Wild 70 2026: Strecke & Rennstrategie

Diese Seite bündelt die öffentlich verfügbaren Informationen zum Wild 70 2026: Strecke, Cut-offs, Pflichtausrüstung, Wetter und die letzten zwei Wochen Vorbereitung.

Distanz72 km
Höhenmeter4.600 m D+
Start11. September 2026, 07:00
Zeitlimit17 Stunden 30 Minuten
Höhenprofil

Strecke · 72 km · 4.600 m D+

Ein Punkt-zu-Punkt-Kurs von Kandersteg (1.170 m) nach Crans-Montana. Bewege den Cursor oder nutze die Pfeiltasten über dem Profil, um Distanz, Höhe und die nächste Station einzublenden.

steiler AnstiegAnstiegrollendAbstieg
Drop Bagnur WasserCut-off

GPX-Auswertung: 70,4 km und rund 4.355 m D+. Veranstalterangabe: 72 km und 4.600 m D+.

Drei Schlüsselsegmente aus Strecke und GPX
  1. 01

    Kandersteg bis Bunderschrinde

    km 0–11·+1.214 m D+·Hochpunkt 2.378 m

    Der erste große Anstieg kommt sofort. Das steile Profil belohnt einen kontrollierten Start deutlich mehr als das Tempo der eigenen Startwelle.

  2. 02

    Lenk bis Cabane Wildstrubel

    km 36–50·rund +1.785 m D+·Hochpunkt 2.788 m

    Das ist der entscheidende Hochgebirgsblock. Nach dem tiefen Punkt in Lenk folgt der längste und höchste Anstieg des Rennens.

  3. 03

    Rawil bis Crans-Montana

    km 50–72·über 1.200 m Abstieg·letzte 11 km nach Tseuzier

    Nach der Cabane bleibt der Kurs hoch und exponiert, bevor der lange Abstieg nach Tseuzier und der wellige Schluss nach Crans-Montana folgen.

Topografische Karte des Wild-70-Kurses von Kandersteg nach Crans-Montana mit Richtungspfeilen, Verpflegungsstationen und dem Hochpunkt an der Cabane Wildstrubel (2.788 m)
Der Wild-70-Kurs auf der topografischen Karte: Die Punkte markieren den Start in Kandersteg und das Ziel in Crans-Montana, weiße Pfeile zeigen die Laufrichtung, beschriftet sind die wichtigsten Verpflegungsstationen mit offiziellen Kilometern, das Dreieck markiert den Hochpunkt des Kurses an der Cabane Wildstrubel (rund 2.788 m).
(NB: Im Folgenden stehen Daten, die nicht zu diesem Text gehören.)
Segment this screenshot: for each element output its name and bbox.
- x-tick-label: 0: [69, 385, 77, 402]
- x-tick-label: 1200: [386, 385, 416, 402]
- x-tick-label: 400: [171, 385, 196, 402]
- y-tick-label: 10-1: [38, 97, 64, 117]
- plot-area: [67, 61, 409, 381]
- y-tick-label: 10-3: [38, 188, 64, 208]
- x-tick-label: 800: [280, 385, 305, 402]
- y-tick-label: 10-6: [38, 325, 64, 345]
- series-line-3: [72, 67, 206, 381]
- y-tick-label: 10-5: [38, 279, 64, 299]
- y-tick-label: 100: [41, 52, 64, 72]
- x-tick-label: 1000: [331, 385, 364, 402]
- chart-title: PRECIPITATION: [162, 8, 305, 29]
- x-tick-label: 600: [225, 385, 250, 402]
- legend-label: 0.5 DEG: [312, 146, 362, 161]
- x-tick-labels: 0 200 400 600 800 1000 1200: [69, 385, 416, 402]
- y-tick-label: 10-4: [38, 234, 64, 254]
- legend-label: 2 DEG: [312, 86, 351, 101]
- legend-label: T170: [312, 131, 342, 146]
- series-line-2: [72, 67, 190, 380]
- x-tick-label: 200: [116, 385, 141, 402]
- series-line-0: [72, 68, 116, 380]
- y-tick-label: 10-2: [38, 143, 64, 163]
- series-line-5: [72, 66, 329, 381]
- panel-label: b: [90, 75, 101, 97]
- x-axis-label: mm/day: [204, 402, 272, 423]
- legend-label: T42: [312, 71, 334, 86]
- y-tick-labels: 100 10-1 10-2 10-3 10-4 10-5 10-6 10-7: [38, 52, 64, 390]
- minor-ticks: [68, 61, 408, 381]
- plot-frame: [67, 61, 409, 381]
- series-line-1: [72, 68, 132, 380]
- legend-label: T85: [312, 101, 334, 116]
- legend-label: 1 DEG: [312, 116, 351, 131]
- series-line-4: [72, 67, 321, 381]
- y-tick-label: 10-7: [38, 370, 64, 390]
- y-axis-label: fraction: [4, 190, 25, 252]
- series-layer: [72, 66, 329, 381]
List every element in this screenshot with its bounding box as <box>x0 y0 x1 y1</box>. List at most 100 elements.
Kartendaten: © OpenStreetMap-Mitwirkende, SRTM · Kartendarstellung: © OpenTopoMap (CC-BY-SA)

Auf Basis öffentlicher Quellen und der offiziellen GPX-Datei. Zuletzt aktualisiert am 15. Juni 2026.

Der Wild 70 verbindet Kandersteg mit Crans-Montana. Die offizielle Strecke misst 72 km mit 4.600 m D+; die GPX-Auswertung ergibt 70,4 km und rund 4.355 m D+. Der Kurs ist ein Schweizer Alpenmix aus steilen Pässen, laufbaren Panoramapassagen, technischen Bergwegen und dem ausgesetzten Finale am Bisse du Ro.

Blick über ein alpines Tal mit grünen Hängen und blauem Himmel

Streckencharakter

Wild 70 ist nicht durchgehend eine schroffe Skyrunning-Strecke, aber klar alpin. Der erste Anstieg zur Bunderschrinde kommt fast ohne Einrollen, danach folgen Adelboden, Sillerebüel und Hahnenmoospass mit mehr Rhythmuswechseln und laufbaren Abschnitten. Der eigentliche Renntag entscheidet sich nach Lenk: Iffigenalp, Cabane Wildstrubel, Rawil und der lange Weg nach Tseuzier bündeln Höhe, Exposition und Ermüdung.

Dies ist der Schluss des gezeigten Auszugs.